The Turner Glass Museum is one of Sheffield’s well kept secrets. It is housed half way up a Sheffield University tower block and provides a very attractive area to enjoy coffee and view some excellent pieces of glassware.
Professor John Parker is a recently retired Emeritus Professor of Glass Material and Glass Engineering and his talk was wide ranging with the colour of glass as the linking theme. John is a world authority on his subject and he did a great job of explaining complex matters in language easily understood by the layman. Whilst touching on the effect of different chemicals on colour and different wavelengths he explained why Danish beer bottles are green and red wine is in dark coloured bottles and whisky is in pure clear glass.

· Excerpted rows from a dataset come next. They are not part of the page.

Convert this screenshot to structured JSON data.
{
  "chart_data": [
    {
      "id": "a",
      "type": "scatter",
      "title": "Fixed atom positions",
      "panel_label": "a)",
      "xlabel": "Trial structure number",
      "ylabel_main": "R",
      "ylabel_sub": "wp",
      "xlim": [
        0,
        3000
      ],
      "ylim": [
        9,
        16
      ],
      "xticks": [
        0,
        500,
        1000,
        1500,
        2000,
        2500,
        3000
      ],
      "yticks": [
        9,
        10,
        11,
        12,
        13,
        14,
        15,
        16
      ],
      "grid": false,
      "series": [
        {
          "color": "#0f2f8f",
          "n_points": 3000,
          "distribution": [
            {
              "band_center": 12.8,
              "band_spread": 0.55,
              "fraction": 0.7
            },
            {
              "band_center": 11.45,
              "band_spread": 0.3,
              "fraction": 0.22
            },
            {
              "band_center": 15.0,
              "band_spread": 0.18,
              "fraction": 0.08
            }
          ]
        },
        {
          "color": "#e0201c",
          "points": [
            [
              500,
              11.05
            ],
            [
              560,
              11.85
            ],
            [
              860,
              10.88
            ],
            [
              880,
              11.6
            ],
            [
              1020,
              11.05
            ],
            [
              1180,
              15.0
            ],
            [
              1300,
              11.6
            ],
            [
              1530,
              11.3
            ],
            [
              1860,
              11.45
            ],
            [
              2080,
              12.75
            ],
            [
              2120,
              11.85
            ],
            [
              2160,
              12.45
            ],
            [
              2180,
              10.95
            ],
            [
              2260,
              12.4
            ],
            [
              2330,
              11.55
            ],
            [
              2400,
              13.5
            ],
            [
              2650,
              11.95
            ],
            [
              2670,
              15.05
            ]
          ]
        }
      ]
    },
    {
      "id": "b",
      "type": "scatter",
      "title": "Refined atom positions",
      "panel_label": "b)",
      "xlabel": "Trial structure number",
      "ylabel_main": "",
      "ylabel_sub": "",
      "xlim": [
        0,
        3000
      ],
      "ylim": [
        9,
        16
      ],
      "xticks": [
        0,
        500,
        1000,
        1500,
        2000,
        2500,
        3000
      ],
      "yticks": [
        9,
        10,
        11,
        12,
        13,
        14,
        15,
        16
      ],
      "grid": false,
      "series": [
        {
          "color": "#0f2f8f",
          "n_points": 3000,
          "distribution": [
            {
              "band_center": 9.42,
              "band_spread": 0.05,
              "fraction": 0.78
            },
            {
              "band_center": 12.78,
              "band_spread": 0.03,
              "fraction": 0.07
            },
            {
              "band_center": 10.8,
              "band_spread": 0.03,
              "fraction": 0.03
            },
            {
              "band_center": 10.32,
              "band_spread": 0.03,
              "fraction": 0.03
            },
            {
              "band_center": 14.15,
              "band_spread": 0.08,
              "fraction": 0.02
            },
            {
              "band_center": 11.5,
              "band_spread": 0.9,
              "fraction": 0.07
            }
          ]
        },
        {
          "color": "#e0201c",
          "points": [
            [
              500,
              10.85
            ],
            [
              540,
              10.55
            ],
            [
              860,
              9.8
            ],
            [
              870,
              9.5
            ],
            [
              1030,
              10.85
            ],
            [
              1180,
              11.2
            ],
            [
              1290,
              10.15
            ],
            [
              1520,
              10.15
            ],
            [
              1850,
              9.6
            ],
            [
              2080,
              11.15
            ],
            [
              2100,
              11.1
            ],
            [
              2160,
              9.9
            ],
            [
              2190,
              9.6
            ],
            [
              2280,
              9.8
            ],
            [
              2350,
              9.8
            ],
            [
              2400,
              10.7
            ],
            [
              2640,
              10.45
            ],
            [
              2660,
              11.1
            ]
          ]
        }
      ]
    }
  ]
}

It came as no surprise to learn that lead is little used now in glass because of the health danger to operatives making the glass, but few understood how clear the glass is in photovoltaic panels and why glass fibre optic cables form such a fundamental part of our current world. John explained the basic concepts of how to transmit data and how the signals are optically amplified to travel such large distances.
After covering areas of “state of the art technology” he concluded with a discussion of mediaeval stained glass, and the admittance that it is possible we may not be able to replicate a few of the glass colours used five hundred years ago.
This was a talk that was both enjoyable and reinforced the attraction of the wide range of subjects covered by Probus in helping to understand the expertise contained within our City.